Un état des lieux peu reluisant, reflétant le contexte national. « On observe une baisse de fréquentation dans les librairies, donc une baisse des achats, il y a une désaffection par rapport à la lecture. Ce à quoi s’ajoutent la problématique des charges sans cesse croissantes au niveau des maisons d’édition et des charges fixes également dans les librairies, de la situation de précarité des auteurs », détaille Yanik Vacher, chargée de mission Édition à l’agence régionale Occitanie livre et lecture [devenue l’Agence Occitanie culture depuis le 1er octobre, Ndlr]. Toute la chaîne du livre se retrouve ainsi impactée. Afin de prendre le pouls de la filière régionale, l’agence réalise chaque deux ans un baromètre de suivi du livre. À l’aune de la publication des chiffres clés de 2025, Occitanie livre a réuni plusieurs acteurs de la filière le temps d’une journée d’échange sur les mutations observées du livre.

La force du maillage

Car il semble que l’Occitanie est moins touchée par cette désaffection pour la lecture qu’au niveau national. En effet, fin 2024, on comptait 1294 autrices et auteures occitans (écrivains, illustrateurs, scénaristes BD, traducteurs littéraires) avec un tirage initial de plus de 500 exemplaires. Soit une hausse de 5 points en deux ans. Cette bonne santé se confirme également dans le nombre de libraires – 278 avec des plusieurs ouvertures au cours des deux dernières années – et dans le nombre de bibliothèques avec 1947 points de lecture, faisant de l’Occitanie la seconde région de France la plus garnie.

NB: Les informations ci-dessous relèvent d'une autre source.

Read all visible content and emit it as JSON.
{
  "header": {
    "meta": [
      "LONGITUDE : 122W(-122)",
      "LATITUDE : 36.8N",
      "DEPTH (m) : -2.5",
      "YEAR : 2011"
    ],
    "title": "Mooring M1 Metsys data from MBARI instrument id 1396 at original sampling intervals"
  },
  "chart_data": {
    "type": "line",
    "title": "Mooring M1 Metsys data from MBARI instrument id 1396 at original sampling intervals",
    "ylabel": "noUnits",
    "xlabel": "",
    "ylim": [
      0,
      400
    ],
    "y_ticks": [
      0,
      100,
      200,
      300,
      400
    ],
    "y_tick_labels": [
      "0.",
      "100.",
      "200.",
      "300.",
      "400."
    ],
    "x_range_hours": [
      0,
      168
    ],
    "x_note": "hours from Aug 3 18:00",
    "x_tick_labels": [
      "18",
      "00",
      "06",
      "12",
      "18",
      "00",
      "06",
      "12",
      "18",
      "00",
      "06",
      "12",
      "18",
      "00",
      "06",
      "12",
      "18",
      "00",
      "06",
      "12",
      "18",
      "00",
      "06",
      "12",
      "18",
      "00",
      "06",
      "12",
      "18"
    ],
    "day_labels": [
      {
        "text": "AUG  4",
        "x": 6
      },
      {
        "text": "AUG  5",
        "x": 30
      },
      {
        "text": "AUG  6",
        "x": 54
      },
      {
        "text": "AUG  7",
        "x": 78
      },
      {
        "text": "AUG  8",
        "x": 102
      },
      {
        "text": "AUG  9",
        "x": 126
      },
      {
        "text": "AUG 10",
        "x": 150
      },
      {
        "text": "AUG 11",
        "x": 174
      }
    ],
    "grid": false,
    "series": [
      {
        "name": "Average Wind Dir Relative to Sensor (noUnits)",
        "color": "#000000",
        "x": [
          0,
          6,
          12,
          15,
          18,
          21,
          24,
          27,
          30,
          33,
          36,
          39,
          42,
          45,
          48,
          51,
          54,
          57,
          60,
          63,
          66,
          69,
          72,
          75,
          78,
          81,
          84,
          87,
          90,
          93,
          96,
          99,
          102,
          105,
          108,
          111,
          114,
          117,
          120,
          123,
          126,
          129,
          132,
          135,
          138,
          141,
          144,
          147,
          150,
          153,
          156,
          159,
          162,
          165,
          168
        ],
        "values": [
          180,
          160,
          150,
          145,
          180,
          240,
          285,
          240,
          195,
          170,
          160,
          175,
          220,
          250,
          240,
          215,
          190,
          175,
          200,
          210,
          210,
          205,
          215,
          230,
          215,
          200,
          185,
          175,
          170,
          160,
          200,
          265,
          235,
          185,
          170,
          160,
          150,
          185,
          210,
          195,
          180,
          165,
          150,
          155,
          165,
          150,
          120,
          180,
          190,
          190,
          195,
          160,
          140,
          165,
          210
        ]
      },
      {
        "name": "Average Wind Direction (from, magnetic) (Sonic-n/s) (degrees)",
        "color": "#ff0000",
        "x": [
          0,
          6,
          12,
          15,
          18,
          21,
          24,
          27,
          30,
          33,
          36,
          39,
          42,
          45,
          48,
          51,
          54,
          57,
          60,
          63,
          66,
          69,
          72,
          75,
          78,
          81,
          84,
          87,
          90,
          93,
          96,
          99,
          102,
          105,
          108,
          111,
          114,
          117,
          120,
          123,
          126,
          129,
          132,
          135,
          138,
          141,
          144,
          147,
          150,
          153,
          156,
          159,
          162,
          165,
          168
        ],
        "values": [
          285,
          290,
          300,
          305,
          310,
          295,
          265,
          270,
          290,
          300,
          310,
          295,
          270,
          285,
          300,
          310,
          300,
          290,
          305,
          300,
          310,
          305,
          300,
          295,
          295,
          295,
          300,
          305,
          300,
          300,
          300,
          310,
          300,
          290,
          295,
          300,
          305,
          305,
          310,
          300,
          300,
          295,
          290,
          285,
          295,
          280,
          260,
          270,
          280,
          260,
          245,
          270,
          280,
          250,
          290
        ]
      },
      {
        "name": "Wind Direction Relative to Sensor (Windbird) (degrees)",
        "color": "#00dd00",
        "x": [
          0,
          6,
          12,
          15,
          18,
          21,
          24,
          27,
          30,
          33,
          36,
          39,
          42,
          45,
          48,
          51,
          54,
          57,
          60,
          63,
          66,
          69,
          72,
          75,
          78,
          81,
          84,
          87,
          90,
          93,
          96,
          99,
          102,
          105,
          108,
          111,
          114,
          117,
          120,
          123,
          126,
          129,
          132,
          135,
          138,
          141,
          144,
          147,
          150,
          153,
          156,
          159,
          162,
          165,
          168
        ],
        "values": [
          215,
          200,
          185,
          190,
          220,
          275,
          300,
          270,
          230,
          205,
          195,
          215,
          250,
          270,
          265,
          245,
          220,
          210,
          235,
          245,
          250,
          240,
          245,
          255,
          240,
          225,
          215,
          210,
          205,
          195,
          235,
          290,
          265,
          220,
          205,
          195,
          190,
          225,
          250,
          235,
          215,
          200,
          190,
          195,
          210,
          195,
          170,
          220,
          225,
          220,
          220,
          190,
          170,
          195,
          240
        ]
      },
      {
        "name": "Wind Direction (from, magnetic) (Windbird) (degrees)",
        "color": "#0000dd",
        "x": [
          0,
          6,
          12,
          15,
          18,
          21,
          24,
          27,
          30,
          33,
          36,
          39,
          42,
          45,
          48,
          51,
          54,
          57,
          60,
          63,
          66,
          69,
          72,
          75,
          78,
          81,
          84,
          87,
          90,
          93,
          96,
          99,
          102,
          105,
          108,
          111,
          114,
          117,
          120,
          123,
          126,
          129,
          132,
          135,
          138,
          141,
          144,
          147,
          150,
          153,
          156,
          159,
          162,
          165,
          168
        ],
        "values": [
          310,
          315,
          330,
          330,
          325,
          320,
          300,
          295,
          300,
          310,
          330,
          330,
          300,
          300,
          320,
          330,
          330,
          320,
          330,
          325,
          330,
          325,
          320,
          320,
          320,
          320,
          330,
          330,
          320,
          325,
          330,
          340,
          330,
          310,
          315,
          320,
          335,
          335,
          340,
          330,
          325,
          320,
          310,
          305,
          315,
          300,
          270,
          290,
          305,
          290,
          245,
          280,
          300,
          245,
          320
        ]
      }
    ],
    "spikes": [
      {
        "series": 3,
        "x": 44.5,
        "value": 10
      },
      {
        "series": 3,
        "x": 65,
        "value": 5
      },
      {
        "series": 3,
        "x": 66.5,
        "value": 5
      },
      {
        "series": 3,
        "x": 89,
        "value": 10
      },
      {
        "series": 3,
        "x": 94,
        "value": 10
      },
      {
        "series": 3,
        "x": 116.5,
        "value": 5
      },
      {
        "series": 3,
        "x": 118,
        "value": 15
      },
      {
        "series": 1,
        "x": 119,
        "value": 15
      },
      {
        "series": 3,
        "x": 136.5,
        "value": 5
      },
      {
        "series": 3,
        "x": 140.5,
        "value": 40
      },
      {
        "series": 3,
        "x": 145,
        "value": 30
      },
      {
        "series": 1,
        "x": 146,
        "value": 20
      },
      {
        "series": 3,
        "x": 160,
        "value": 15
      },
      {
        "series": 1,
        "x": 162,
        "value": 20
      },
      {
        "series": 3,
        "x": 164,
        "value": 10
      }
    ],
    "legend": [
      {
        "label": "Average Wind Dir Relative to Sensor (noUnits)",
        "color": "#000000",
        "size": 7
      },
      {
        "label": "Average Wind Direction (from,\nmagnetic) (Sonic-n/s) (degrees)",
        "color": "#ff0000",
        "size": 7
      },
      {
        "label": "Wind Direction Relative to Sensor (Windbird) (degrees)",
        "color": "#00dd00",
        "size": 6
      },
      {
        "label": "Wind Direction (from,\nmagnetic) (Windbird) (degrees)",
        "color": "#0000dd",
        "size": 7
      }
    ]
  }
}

« La force d’un territoire pour maintenir sa vitalité, c’est le maillage. Si vous avez de la création, des éditeurs, des libraires, une agence dynamique qui va du coup faire du lien entre les différents cloisonnements, les points de vente, les médiathèques, de forts événements. Tout ceci vient casser cette dynamique nationale », détaille David Demartis, éditeurs aux Éditions du Murmure et invité lors de la journée interprofessionnelle. À cela s’ajoute le bouche-à-oreille entre libraires, médiathécaires et auteurs. Un bon réseau régional qui permet une meilleure information de la chaîne du livre. « Les auteurs sont assez peu au courant des problématiques d’éditeurs, des problématiques des imprimeurs, des distributeurs, des diffuseurs, des libraires, des médiathèques. Il y a vraiment ce travail d’identification d’une profession. On était il y a encore quelques années incapables de faire une liste des auteurs et autrices qui avaient référencé dans telle ou telle région », souligne Stéphanie Le Cam, maître de conférences en droit privé à l’Université Rennes 2 et directrice de la ligue des auteurs professionnels. La précarisation des acteurs lors de la crise sanitaire a fait bouger les lignes. « C’est souvent suivi de mise en place de dispositifs d’accompagnement, de soutien, pas forcément par le biais d’aide à la publication, parfois de permanence juridique », poursuit Stéphanie Le Cam.

Tout cela étant permis grâce à la politique volontariste de la Région Occitanie. « Par rapport à l’édition, on est sur un système d’aide qui est particulièrement remarquable puisque nous sommes la seule Région justement où les aides à la fabrication et à la création de collection font partie de la ligne investissement », insiste Yanik Vacher. Une aubaine en cette période de sape des budgets culturels, premières victimes de l’austérité.